Slicer moved to Tasmania at a young age with his mother, attending St Mary's College and St Virgil's College in Hobart. He subsequently studied law at the University of Tasmania and was president of the Tasmanian University Student Association in 1965.

==Politics and activism==
Slicer joined the Australian Labor Party (ALP) as a young man, but resigned his membership in 1969 and instead joined the Communist Party of Australia (CPA). In 1974 he was elected state secretary of the Communist Party in place of Max Bound. He also served on the party's national committee and in 1976 toured Italy, Romania and Yugoslavia with a CPA delegation. He resigned as state secretary in 1979, attributed to health reasons, and later left the party after losing his enthusiasm for the movement.

During the late 1960s and early 1970s, Slicer was a leader of the Vietnam Moratorium movement in Devonport. He was a founding member and legal adviser to the Tasmanian Aboriginal Legal Service, also serving as counsel to the Tasmanian Wilderness Society and the Salamanca Campaign for gay rights.
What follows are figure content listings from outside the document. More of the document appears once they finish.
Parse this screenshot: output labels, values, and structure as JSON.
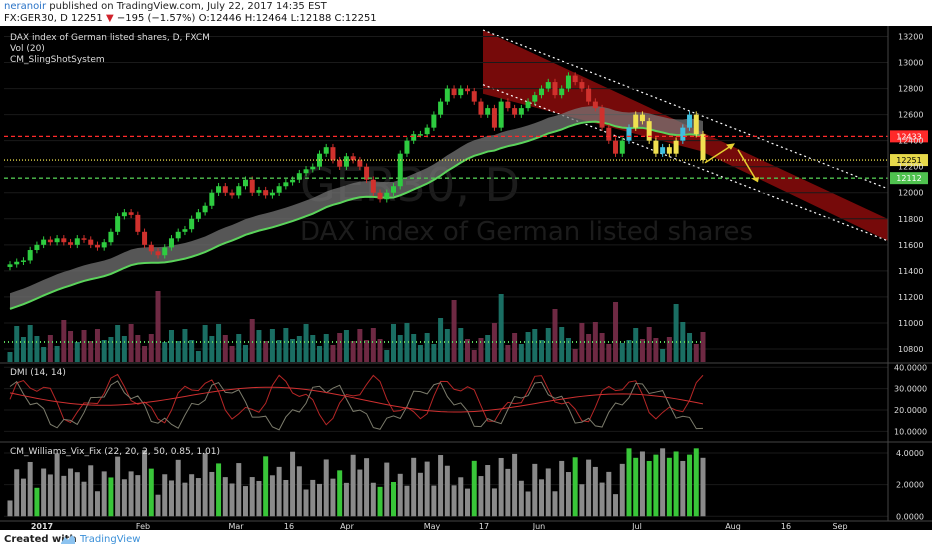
{
  "header": {
    "user": "neranoir",
    "published": " published on TradingView.com, July 22, 2017 14:35 EST",
    "symbol_line": "FX:GER30, D",
    "last": "12251",
    "change_arrow": "▼",
    "change": "−195 (−1.57%)",
    "ohlc": "O:12446 H:12464 L:12188 C:12251"
  },
  "legend": {
    "title": "DAX index of German listed shares, D, FXCM",
    "vol": "Vol (20)",
    "indicator": "CM_SlingShotSystem"
  },
  "watermark": {
    "line1": "GER30, D",
    "line2": "DAX index of German listed shares"
  },
  "footer": {
    "created": "Created with",
    "brand": "TradingView"
  },
  "colors": {
    "up": "#2ecc40",
    "down": "#d0312d",
    "channel": "#8b0c0c",
    "ema_band": "#7a7a7a",
    "ema_line": "#5bd35b",
    "level_red": "#ff2a2a",
    "level_yellow": "#e6d84a",
    "level_green": "#4fc24f",
    "arrow": "#e6d030"
  },
  "chart_data": [
    {
      "type": "candlestick",
      "title": "DAX index of German listed shares, D, FXCM",
      "x_ticks": [
        "2017",
        "Feb",
        "Mar",
        "16",
        "Apr",
        "May",
        "17",
        "Jun",
        "Jul",
        "Aug",
        "16",
        "Sep"
      ],
      "y_ticks": [
        10800,
        11000,
        11200,
        11400,
        11600,
        11800,
        12000,
        12200,
        12400,
        12600,
        12800,
        13000,
        13200
      ],
      "ylim": [
        10700,
        13250
      ],
      "price_levels": [
        {
          "value": 12433,
          "label": "12433",
          "color": "red"
        },
        {
          "value": 12251,
          "label": "12251",
          "color": "yellow"
        },
        {
          "value": 12112,
          "label": "12112",
          "color": "green"
        }
      ],
      "closes": [
        11450,
        11470,
        11480,
        11560,
        11600,
        11640,
        11620,
        11650,
        11620,
        11600,
        11650,
        11640,
        11600,
        11580,
        11620,
        11700,
        11820,
        11850,
        11830,
        11700,
        11600,
        11550,
        11520,
        11580,
        11650,
        11700,
        11720,
        11800,
        11850,
        11900,
        12000,
        12050,
        12000,
        11980,
        12050,
        12100,
        12000,
        12020,
        11980,
        12000,
        12050,
        12080,
        12100,
        12150,
        12180,
        12200,
        12300,
        12350,
        12250,
        12200,
        12280,
        12250,
        12200,
        12100,
        12000,
        11950,
        12000,
        12050,
        12300,
        12400,
        12450,
        12450,
        12500,
        12600,
        12700,
        12800,
        12750,
        12800,
        12780,
        12700,
        12600,
        12650,
        12500,
        12700,
        12650,
        12600,
        12650,
        12700,
        12750,
        12800,
        12850,
        12750,
        12800,
        12900,
        12850,
        12800,
        12700,
        12650,
        12500,
        12400,
        12300,
        12400,
        12500,
        12600,
        12550,
        12400,
        12300,
        12350,
        12300,
        12400,
        12500,
        12600,
        12450,
        12251
      ],
      "volume_ylim": [
        0,
        100
      ]
    },
    {
      "type": "line",
      "title": "DMI (14, 14)",
      "y_ticks": [
        10,
        20,
        30,
        40
      ],
      "ylim": [
        5,
        42
      ]
    },
    {
      "type": "bar",
      "title": "CM_Williams_Vix_Fix (22, 20, 2, 50, 0.85, 1.01)",
      "y_ticks": [
        0,
        2,
        4
      ],
      "ylim": [
        -0.3,
        4.7
      ]
    }
  ]
}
During the Franklin Dam controversy he was jailed for three weeks for his involvement in anti-dam protests.

==Legal career==
===Tasmania===
Slicer was admitted to practise law in Tasmania in 1966. He was a member of the Tasmanian Law Reform Commission from 1974 to 1977. As one of the few criminal barristers in north-west Tasmania he was involved in a diverse range of cases and appeared in his first murder trial in his late twenties. He notably represented CSIRO scientist Rory Jack Thompson in the trial for the murder and dismemberment of his wife in 1984.

In 1991, Slicer was appointed as a justice of the Supreme Court of Tasmania. He retired in 2009 as the senior puisne judge of the court, but in 2017 was reappointed as an acting judge to help clear a backlog of cases.

===Samoa===
Slicer spent three weeks in Samoa in 2006, as an independent judge on cases relating to the 2006 Samoan general election. After retiring from the Supreme Court of Tasmania, he served on the Supreme Court of Samoa from 2010 to 2014, including as a judge of the Court of Appeal. He was given the honorary chiefly rank of matai and adopted the Samoan-language name of Lautalatoa.